Thursday, March 20, 2014

PINK BOOTIES, BLUE BOOTIES, but no cap and gown

For years I lived and worked in Oxnard, and was included in Strawberry Festival outings and parties in honor of this giant fruit. 

Much more recently, a newspaper story about migrant children working in the fields, drew a much  different picture in my mind that will not, will never, go away.  An adult working in the strawberry fields, wearing a white, space-man safety suit like workers who approach severe radiation.  He is protecting himself from the chemicals used on the fruit. That suit doesn't come in child size.

medpage this week drew my attention to an article in the Atlantic:  The dangerous toxins that threaten our brains.  I hope I may quote some of this for educational purposes and to encourage you to read the Atlantic article.

For openers,  Dr.

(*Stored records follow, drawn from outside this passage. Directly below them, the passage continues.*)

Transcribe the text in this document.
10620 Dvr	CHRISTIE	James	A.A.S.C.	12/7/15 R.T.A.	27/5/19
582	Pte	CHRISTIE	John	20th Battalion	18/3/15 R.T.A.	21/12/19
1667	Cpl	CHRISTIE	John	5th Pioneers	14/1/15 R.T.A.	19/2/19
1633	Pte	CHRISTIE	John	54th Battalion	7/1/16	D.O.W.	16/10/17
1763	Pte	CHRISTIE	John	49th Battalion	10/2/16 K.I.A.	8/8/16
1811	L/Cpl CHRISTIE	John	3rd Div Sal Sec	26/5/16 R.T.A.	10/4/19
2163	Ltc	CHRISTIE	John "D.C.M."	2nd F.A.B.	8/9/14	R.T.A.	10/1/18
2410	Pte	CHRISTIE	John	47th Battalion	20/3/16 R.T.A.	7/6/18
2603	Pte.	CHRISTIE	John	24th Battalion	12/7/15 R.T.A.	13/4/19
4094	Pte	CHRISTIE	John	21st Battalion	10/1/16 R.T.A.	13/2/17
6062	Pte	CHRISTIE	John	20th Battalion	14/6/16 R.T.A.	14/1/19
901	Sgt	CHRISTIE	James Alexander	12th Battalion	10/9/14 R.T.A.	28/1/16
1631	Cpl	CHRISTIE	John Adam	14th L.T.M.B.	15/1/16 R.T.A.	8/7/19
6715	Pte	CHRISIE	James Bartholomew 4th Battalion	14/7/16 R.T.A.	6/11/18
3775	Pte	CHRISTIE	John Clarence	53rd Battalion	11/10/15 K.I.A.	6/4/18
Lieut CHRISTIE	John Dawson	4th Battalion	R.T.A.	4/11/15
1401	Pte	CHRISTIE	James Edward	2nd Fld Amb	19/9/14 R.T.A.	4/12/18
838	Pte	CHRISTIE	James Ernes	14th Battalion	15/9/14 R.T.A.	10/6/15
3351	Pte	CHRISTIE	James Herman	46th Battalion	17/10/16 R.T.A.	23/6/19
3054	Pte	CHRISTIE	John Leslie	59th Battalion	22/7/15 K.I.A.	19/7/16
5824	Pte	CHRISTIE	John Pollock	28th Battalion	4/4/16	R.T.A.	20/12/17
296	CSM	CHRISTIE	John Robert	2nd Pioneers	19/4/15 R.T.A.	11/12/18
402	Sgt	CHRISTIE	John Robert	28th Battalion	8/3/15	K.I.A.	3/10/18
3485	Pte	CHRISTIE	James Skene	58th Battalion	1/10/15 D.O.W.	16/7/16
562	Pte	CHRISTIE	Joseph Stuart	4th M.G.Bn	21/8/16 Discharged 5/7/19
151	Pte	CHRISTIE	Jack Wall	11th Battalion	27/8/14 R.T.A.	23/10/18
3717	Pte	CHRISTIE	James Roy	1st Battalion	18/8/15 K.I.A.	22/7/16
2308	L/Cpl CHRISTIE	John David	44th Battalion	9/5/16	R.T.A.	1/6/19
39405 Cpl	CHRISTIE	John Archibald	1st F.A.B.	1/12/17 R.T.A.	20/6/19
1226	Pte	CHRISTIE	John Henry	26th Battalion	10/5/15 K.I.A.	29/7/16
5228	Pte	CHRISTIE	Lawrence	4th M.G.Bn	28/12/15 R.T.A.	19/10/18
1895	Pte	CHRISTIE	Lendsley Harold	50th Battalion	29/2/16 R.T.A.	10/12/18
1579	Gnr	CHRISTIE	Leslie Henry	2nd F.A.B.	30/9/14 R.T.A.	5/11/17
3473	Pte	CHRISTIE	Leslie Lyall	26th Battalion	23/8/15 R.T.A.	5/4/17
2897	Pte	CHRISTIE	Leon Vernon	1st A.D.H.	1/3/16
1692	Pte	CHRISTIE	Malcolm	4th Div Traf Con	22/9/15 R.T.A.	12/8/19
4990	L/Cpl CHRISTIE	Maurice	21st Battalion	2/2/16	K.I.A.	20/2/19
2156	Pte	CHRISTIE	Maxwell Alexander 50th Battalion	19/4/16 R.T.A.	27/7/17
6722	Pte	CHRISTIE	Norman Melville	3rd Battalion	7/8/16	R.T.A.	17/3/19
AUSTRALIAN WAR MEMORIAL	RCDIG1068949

David Bellinger, a professor of neurology at Harvard Medical School, has compared intelligence quotients among children whose mothers had been exposed to lead, mercury, and organophosphates while pregnant to those who had not. Bellinger calculates a total loss of 16.9 million IQ points due to exposure to organophosphates, the most common pesticides used in agriculture.

There are attention-getting pictures of dangerous toxins, including some we thought we'd got rid of some time ago.  

Then a segue intro to another article some of us have heard about.  
 "Philippe Grandjean, Bellinger’s Harvard colleague, and Philip Landrigan, dean for global health at Mount Sinai School of Medicine in Manhattan, announced to some controversy in the pages of a prestigious medical journal that a “silent pandemic” of toxins has been damaging the brains of unborn children."

 That article is where some of us who once lived and worked in design in California learned belatedly about the  list of the big danger toxins, including flame retardants.

I don't want to scare your pregnant relatives into fits, but . . . those numbers about brain cells lost, endangered in the womb. . don't they make you want to call the White House?  Yell at Congress?  Shake some politician loose from his teeth?  

A point is raised:  how much exposure is too much?  We've believed for too long that there are safe limits. As Charles Kettering once said  "It ain’t what you don’t know that gets you into trouble.  It's what you know that just ain't so."

For some babies, it's too late.  The article insists: The brains you're born with are the brains you get.

A picture of a snowy white house in an old ad for lead house paint ads leads us to an urgent conclusion:   We have no rules and no good tests for new chemicals that may cause undreamed of brain damage years down the road. 

The "repair" bills in the legislature now do NOT provide those precautionary rules and tests for future chemicals.  

This is where we either use our patient voices or look the other way.